No. De todas maneras no volvería a encontrarla, y aun así, cada día se topaba con otras muchas. Kilian tenía razón, era una idea ridícula.

—La mayoría de los empleados del servicio son de origen muy humilde. Yo no soy un monstruo, y de vez en cuando mantengo a algún trabajador que en realidad no necesitamos —dijo dirigiéndose hacia la mesa; cogió uno de los puros habanos, mordió la punta y se lo llevó a la boca. Como quien no quiere la cosa anduvo rebuscando las cerillas. También como quien no quiere la cosa cogió un billete de banco que estaba tirado en el suelo, lo dobló y lo acercó a la vela hasta que prendió.
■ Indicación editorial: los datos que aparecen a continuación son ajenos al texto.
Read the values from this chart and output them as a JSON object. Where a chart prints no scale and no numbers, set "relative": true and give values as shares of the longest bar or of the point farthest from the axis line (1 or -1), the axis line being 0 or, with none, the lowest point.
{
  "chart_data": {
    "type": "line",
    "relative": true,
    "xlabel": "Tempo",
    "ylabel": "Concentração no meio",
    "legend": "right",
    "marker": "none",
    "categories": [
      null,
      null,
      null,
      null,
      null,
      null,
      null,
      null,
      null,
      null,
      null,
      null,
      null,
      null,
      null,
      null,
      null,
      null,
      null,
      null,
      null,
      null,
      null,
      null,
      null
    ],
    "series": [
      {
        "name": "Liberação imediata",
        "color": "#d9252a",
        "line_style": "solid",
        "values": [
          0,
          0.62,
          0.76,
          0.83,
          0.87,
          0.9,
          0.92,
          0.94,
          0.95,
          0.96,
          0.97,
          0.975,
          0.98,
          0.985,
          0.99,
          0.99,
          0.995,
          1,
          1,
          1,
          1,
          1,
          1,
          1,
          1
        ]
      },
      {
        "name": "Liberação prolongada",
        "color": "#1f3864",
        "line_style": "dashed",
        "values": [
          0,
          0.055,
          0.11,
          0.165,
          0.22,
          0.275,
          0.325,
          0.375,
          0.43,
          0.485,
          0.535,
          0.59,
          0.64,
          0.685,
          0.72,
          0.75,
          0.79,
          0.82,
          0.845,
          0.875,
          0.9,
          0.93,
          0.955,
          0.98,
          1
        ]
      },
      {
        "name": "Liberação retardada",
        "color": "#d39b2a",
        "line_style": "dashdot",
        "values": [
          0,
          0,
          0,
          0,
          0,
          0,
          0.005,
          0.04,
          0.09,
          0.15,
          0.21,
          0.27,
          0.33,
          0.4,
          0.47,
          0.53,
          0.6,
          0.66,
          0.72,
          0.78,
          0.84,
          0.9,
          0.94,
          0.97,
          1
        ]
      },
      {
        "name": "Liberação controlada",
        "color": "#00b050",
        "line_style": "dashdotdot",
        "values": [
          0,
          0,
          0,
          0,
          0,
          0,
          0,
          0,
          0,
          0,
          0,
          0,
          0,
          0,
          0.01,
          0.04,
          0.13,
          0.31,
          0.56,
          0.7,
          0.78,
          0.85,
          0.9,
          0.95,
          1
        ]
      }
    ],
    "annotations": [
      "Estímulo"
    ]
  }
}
Con el billete de banco se encendió el puro habano, y sin contemplaciones arrojó los restos en un cenicero—. En mi casa no entra un indio. Son picaros, roban, y además son feos. Ya les puedes dar lo que sea de la cocina, que siempre serán como almas en pena.

—¡Pero eso no es verdad! He leído el libro de Humboldt, solo hay que ver las ilustraciones. Tú ni les has echado un vistazo, ¿a que no?

—Y yo qué sé qué tengo en la biblioteca. De todas formas, no me he leído esas tonterías románticas. —Volvió a acercarse a ella. Ella no sabía qué le repugnaba más, si aquella mirada expectante que la reseguía o lo que acababa de hacer.

—Los indios que vemos en la calle no han sido siempre así.

—Deja ya de insistir como una niña pequeña, Amely. Te digo que en mi casa no entra un indio.

—No está bien vivir aquí con todos los lujos a expensas de esta gente.

—Amely, ya basta.

—Yo entiendo que los odias porque mataron a… —Dios, no. Había ido demasiado lejos—. Perdona. Voy a prepararme para ir a dormir.

Dicho esto se arregazó el vestido para subir las escaleras a toda prisa. Kilian la agarró del hombro y la volvió a girar hacia sí. Antes de que le diera tiempo a entender lo que ocurría, Kilian ya le había puesto la mano en la nuca. Se le doblaron las piernas. No obstante, él la mantuvo en pie sujetándola y la sacudió por los hombros.

—¡Te he dicho que no vuelvas a hablar de mis hijos nunca, nunca!

El puñetazo que siguió la hizo tambalearse. Ella deseaba caerse, pero Kilian, sin esfuerzo, conseguía mantenerla erguida y golpearla a la vez.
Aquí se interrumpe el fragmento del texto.